Thursday, May 28, 2009

Tuesday's Training Tip (on Thursday)

Sorry this is a little tardy! My apologies as the school year draws to a close. . .

My tip for this week is developing a feelings vocabulary with your child. We talked last week about the important of role playing for positive outcomes. This week, I wanted to stress the importance of teaching your child to communicate their feelings.

Studies have shown that gifted children actually feel more deeply and intensely than their age-level peers. They are also more intuitive to the events and feelings around them. And they hear EVERYTHING. My mother used to call them "sonar ears" and it is too true. Gifted kids are seeing, hearing, feeling and drawing conclusions all the time. I amazed on September 11th that the students I have who were not alive for these events have a deep-seated need to discuss and decompress regarding this historic date.

They have these profound emotions coursing through them all the time, and yet they cannot always find a way to convey it to those around them. Certainly not their peers! More often than not they cannot communicate it to the adults in their lives either.

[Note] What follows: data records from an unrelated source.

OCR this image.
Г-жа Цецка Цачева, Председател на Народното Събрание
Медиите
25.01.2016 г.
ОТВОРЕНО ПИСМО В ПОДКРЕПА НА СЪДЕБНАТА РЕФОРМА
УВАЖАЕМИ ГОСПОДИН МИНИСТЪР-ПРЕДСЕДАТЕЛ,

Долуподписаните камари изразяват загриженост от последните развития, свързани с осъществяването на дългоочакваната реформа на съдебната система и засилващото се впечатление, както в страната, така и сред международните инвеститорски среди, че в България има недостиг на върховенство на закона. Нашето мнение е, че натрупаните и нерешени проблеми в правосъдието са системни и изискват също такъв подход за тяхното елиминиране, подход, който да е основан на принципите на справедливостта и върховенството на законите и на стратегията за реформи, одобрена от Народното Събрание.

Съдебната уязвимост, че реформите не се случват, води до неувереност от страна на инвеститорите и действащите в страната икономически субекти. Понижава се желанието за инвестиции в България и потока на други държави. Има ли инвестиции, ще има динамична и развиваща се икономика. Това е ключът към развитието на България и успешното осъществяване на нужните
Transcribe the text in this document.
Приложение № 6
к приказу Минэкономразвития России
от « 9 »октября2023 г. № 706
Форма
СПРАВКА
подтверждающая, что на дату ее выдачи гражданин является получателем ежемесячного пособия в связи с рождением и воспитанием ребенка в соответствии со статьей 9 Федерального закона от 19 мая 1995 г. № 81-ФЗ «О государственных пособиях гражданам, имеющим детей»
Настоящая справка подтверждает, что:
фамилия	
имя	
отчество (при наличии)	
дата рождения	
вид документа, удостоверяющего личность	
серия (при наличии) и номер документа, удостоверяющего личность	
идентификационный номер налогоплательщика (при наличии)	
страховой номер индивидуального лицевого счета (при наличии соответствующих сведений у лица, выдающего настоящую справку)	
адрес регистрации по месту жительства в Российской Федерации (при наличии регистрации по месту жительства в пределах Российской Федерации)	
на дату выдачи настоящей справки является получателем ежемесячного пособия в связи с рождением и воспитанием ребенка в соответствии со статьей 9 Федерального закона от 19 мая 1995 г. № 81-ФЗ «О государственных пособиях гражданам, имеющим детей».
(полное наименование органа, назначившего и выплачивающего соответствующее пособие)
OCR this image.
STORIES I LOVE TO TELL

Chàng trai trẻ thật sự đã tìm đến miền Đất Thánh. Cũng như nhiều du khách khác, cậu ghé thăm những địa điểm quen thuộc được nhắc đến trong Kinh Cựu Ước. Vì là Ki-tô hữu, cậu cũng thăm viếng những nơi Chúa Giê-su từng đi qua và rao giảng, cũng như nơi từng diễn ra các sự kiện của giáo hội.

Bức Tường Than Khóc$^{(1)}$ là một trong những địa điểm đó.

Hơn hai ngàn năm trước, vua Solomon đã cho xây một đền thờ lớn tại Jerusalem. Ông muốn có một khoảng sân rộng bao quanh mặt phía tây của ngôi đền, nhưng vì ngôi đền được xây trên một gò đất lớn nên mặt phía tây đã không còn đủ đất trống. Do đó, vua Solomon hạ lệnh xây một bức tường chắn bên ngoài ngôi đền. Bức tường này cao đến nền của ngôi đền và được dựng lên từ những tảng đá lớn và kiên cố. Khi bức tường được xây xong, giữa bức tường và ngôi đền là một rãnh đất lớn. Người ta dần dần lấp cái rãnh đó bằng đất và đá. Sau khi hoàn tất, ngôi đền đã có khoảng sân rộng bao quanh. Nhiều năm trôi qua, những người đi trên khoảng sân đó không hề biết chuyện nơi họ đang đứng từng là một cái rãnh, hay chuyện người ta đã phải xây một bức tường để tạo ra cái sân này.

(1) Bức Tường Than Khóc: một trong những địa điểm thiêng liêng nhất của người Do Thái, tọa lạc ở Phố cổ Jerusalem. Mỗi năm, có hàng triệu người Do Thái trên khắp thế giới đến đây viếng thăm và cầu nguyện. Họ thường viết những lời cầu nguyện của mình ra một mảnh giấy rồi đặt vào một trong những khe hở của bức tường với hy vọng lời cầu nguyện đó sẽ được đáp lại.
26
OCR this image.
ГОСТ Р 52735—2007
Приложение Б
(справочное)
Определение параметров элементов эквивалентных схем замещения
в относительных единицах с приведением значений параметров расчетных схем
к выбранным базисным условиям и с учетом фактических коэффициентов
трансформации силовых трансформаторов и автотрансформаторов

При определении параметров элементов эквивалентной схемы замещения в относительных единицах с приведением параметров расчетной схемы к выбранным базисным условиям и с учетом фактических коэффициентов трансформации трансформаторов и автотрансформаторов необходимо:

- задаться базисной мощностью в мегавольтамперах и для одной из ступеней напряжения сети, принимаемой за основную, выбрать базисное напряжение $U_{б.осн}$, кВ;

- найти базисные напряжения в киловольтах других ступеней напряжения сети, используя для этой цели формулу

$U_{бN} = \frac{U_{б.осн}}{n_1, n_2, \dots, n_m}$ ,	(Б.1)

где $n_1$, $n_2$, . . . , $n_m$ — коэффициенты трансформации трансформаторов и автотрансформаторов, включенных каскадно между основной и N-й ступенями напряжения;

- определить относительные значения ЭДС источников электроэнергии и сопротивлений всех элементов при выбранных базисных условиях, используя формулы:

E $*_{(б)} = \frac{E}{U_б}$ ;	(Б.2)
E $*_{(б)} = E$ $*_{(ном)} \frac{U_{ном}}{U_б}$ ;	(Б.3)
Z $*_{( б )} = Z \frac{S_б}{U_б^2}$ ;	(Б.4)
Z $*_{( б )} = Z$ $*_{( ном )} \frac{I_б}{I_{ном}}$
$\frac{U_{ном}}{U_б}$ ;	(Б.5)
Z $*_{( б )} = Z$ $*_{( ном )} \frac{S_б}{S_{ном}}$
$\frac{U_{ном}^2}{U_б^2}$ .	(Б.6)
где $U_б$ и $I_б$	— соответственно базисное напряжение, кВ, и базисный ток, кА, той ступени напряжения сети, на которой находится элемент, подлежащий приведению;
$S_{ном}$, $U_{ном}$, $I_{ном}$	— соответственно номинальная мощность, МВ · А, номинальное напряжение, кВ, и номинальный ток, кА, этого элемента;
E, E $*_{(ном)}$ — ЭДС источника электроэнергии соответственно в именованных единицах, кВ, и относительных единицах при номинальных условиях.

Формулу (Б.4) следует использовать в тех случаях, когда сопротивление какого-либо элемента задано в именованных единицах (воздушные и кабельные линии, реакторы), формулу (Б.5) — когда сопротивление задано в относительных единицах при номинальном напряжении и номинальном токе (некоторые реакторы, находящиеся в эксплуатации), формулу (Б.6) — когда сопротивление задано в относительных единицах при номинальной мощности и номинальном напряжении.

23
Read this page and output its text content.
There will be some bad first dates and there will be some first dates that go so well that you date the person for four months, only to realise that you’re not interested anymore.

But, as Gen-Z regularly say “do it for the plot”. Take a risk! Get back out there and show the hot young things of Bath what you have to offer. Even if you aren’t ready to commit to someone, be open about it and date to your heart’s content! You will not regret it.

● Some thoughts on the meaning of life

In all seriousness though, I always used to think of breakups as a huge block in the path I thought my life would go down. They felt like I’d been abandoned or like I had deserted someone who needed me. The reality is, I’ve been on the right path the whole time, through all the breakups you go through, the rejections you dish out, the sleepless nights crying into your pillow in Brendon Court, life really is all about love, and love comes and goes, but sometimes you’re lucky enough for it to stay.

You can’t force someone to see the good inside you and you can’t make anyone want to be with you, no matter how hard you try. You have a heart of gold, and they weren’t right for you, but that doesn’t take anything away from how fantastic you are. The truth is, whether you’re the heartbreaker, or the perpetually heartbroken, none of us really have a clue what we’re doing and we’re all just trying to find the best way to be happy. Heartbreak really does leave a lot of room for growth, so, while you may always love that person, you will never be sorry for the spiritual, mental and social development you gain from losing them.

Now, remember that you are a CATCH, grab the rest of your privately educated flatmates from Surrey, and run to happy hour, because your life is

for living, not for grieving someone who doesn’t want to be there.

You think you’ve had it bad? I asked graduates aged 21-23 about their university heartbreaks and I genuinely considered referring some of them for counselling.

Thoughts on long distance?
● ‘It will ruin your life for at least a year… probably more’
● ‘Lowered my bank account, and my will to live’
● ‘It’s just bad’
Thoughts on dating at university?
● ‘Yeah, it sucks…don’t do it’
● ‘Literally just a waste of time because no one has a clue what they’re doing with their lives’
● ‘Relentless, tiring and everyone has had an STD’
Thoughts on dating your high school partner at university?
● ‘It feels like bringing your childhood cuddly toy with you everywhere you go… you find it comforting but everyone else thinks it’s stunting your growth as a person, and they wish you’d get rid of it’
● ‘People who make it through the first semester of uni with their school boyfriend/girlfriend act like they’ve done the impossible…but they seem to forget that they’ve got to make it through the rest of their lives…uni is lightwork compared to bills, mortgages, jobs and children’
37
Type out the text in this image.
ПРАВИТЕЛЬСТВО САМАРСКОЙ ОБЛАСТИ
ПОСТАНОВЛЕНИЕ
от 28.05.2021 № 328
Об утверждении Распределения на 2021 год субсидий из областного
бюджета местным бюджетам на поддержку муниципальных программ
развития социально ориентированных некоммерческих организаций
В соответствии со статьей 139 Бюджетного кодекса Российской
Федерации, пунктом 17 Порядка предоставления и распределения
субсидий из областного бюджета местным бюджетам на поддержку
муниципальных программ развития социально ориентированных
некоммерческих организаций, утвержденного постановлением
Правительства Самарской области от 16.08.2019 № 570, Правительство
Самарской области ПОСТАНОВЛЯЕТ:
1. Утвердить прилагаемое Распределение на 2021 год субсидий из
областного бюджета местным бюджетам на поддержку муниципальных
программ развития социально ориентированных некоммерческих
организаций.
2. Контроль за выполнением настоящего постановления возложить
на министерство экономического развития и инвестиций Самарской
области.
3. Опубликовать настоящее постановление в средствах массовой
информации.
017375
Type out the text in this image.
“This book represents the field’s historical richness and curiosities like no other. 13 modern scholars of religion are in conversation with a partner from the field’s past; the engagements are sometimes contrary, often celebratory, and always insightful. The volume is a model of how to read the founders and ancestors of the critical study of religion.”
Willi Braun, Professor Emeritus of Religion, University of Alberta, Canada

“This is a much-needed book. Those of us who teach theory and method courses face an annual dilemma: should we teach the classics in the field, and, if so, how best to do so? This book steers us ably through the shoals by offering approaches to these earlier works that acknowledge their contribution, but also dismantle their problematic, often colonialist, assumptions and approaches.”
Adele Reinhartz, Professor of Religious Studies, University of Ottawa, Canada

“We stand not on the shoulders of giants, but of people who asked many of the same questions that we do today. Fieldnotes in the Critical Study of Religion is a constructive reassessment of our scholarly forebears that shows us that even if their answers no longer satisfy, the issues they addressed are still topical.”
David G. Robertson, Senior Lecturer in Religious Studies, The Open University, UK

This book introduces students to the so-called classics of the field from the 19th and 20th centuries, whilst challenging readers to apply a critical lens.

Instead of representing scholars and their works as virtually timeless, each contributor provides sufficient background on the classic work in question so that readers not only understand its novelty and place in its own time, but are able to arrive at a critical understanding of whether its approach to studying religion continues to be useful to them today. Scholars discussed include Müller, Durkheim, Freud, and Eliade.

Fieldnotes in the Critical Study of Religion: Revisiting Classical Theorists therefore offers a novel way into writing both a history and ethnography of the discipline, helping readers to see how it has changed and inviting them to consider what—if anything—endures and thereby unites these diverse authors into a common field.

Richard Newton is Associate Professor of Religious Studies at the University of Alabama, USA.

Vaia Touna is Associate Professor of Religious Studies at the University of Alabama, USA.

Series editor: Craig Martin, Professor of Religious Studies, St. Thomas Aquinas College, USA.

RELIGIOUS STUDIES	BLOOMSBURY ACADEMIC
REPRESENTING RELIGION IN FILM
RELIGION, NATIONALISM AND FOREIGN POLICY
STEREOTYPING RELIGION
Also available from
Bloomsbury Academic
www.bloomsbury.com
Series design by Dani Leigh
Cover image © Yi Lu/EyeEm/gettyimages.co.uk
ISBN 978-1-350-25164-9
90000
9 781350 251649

I encourage you to find ways to express emotions with your child. I have a few suggestions that have proven helpful with gifted children in the past. These are the beginning steps to teaching your child how to own their feelings and to ultimately control them so they are not controlled by their feelings. This in turn will help them become successful and communicative adults in the future!
  • Feelings faces are particularly beneficial to small children. As a family, use large white paper plates to make feelings faces. Take turns drawing sad, happy, angry, confused, frustrated, etc. expressions onto the paper plates. Make it fun by adding yarn hair and other features. As you make the faces, discuss times when you may have felt this way, and allow your child to share as well. When your child is having trouble, let them show you the paper plate as a way to communicate their feelings. If you have a shy child, establish a procedure for leaving the faces on their door, or on your pillow, so that you can begin to understand the depth and breadth of how your child is feeling in different situations.
  • Emotions as colors is another strategy I have used for many years. With your child, assign a color to every emotion. Sadness could be blue, happiness yellow, alive green, and so and so forth. Keep a small notebook of white paper somewhere handy, and when your child is demonstrating emotional paper, help them to "vent" it in color. You can use paint, crayons, colored pencils (whatever your personal messiness threshold can handle!). As your child begins to show more emotions, you can introduce color combinations or degrees of a color. This allows your child to begin to identify their emotions, to own them, and to share them.
  • Feelings journals or dialog journals are one final strategy I will leave you with. Take a notebook and begin a dialog journal back and forth with your child. Begin by writing your child a letter, telling them you would like to try to find a new way to "talk" with them. Include whatever you would like to, but keep it short at first. Let your child know how they can return it to you (tucking it under your pillow, putting it on your desk), and then leave it on their pillow or in another place you choose. Your child can respond as they need. You can begin to dialog back and forth with your child, sharing your thoughts, feelings, and more. My mother and I did this through letters, and I remember to this day how beneficial it was-especially in the adolescent years.